Neural networks have become the dominant approach for a wide range of tasks that previously seemed beyond the reach of computers: medical image diagnosis, real-time language translation, voice recognition, protein structure prediction, and generating text and images.

The surprising thing isn’t just that they work. It’s that the same basic architecture (neurons, layers, backpropagation) scales: larger networks trained on more data consistently perform better. This scaling law — formalized in 2020 by Jared Kaplan and colleagues at OpenAI — is what drove the investment in large language models and the current wave of AI capability. It turned out that just making the networks bigger and feeding them more text was enough to produce systems that can reason, write, and code.

Common misconceptions

Neural networks work like the human brain. This is misleading. Artificial neurons are loosely inspired by biological neurons, but the analogy stops there. The brain involves chemical signals, timing, plasticity, and billions of cells interacting in ways we still don’t fully understand. Neural networks are mathematical functions, not brain models.

Neural networks understand what they’re processing. They don’t. A network that recognizes cats in images has no concept of “cat” as an animal, only statistical patterns in pixel values.

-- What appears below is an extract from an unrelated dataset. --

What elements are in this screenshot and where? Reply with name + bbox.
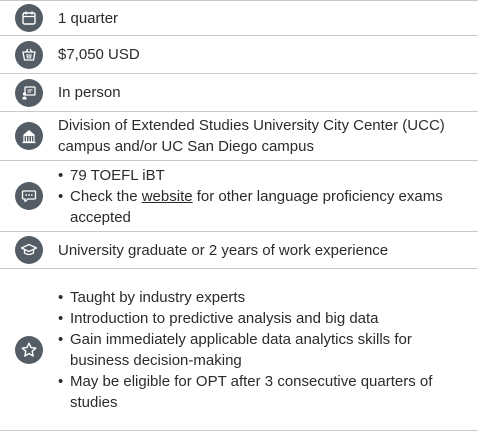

When it fails, it fails in ways that reveal it never understood semantics, only correlations in training data.

More data always makes neural networks better. Up to a point. If the additional data is redundant or low quality, training can plateau or even degrade. Networks also need diverse data that represents the full range of situations they’ll encounter in practice.

Neural networks can be fully understood if we examine them closely enough. Despite intense research, neural networks remain largely opaque. A network with billions of weights encodes knowledge in ways that resist simple interpretation. We can observe behavior, but explaining exactly why a network makes a specific decision is often genuinely difficult.